Is there anyway to call google help directly? I've heard plenty of stories of google automated email support that never adequately explains anything, but I'm curious if you can actually call them.
If anyone has seen the movie "The Internship" there is a scene where they all have to learn how to do phone support. I would find it very weird if that is entirely a lie and it is nearly impossible to call them.
Also he smashed his apple devices because he disagrees with their ideals? That seems kind of immature.
He could sell the app outside the Play Store, of course. Nothing can stop him from doing that (trademark issues aside) and collecting payment via PayPal, etc.
I had this happen to me with adwords, once you get your account suspended or even before that, it is hard to get anyone to talk to you or have a way to correct issue. If you are fresh at it and clueless you are almost certain you will be banned.

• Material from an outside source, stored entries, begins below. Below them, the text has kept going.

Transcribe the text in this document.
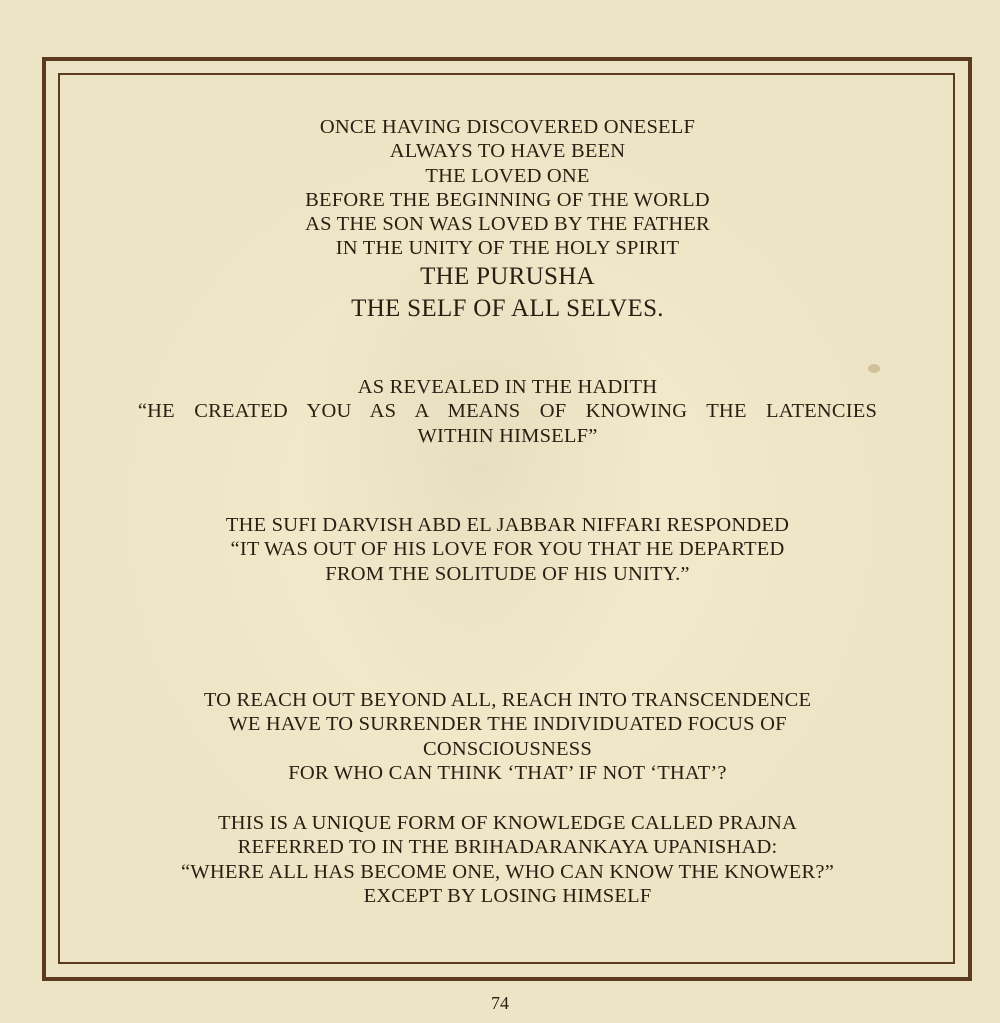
ONCE HAVING DISCOVERED ONESELF
ALWAYS TO HAVE BEEN
THE LOVED ONE
BEFORE THE BEGINNING OF THE WORLD
AS THE SON WAS LOVED BY THE FATHER
IN THE UNITY OF THE HOLY SPIRIT
THE PURUSHA
THE SELF OF ALL SELVES.
AS REVEALED IN THE HADITH
“HE CREATED YOU AS A MEANS OF KNOWING THE LATENCIES
WITHIN HIMSELF”
THE SUFI DARVISH ABD EL JABBAR NIFFARI RESPONDED
“IT WAS OUT OF HIS LOVE FOR YOU THAT HE DEPARTED
FROM THE SOLITUDE OF HIS UNITY.”
TO REACH OUT BEYOND ALL, REACH INTO TRANSCENDENCE
WE HAVE TO SURRENDER THE INDIVIDUATED FOCUS OF
CONSCIOUSNESS
FOR WHO CAN THINK ‘THAT’ IF NOT ‘THAT’?
THIS IS A UNIQUE FORM OF KNOWLEDGE CALLED PRAJNA
REFERRED TO IN THE BRIHADARANKAYA UPANISHAD:
“WHERE ALL HAS BECOME ONE, WHO CAN KNOW THE KNOWER?”
EXCEPT BY LOSING HIMSELF
74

Mostly this is due Google not having customer support, so you are just interacting with machines.
It would be easier if we had more options, this way if you get kicked out by apple and google, nothing else is left.
> The suspension email stated that I was trying to impersonate another company, and that this was forbidden.
> I decided on “Vice TV”
> I didn’t plan on trying to sell Vice TV
> I was also secretly hoping I would get a contract job out of this or someone might say, “Hey, add my blog and Facebook pages and I’ll buy the app from you.”
The last quotation isn't necessarily in context with the third one, but nonetheless this guy was either stupidly naive or ignorant.
Regardless of how you feel about this particular case, there are two things that are troubling:
1. Google is big enough to be an indispensable part of your life.
2. Google doesn't believe in allowing human contact - it doesn't scale. They've put all their eggs into the algorithm basket, and when the algorithm decides you're guilty that's it. No appeal, at least not in any real sense.
That this guy was banned from Google Play is meaningless. He would have been banned from the iTunes Store as well for apps like this. This post is just getting traction because it's Google and HN has an axe to grind against them.
This article admits that he ignored all of the warnings he was given, and now accuses Google of unfair business practice. I don't buy it.
There's a lot of logical contortion going on to dump the blame for this back on Google. "The suspension email stated that I was trying to impersonate another company" is followed quickly by "Well since Google was silent about the exact reason for suspension..."; he even admits to intentionally ignoring the warnings he was given because "if I thought a human at Google was giving me the warning, I might have listened more carefully."
That is, at best, negligently poor reasoning. At worst, it's a contemptuous disrespect for the other party you're engaging in business with, which is pretty good grounds for them exercising their option to terminate that business relationship.
Google, Amazon, etc., are for-profit commercial service providers. If you're going to violate their policies, they will stop working with you, regardless of the impact on your business. Anyone who depends on a third party supplier for anything, in any business context, should keep that in mind -- they have no duty to you beyond whatever contract you have signed (if, of course, you have signed one).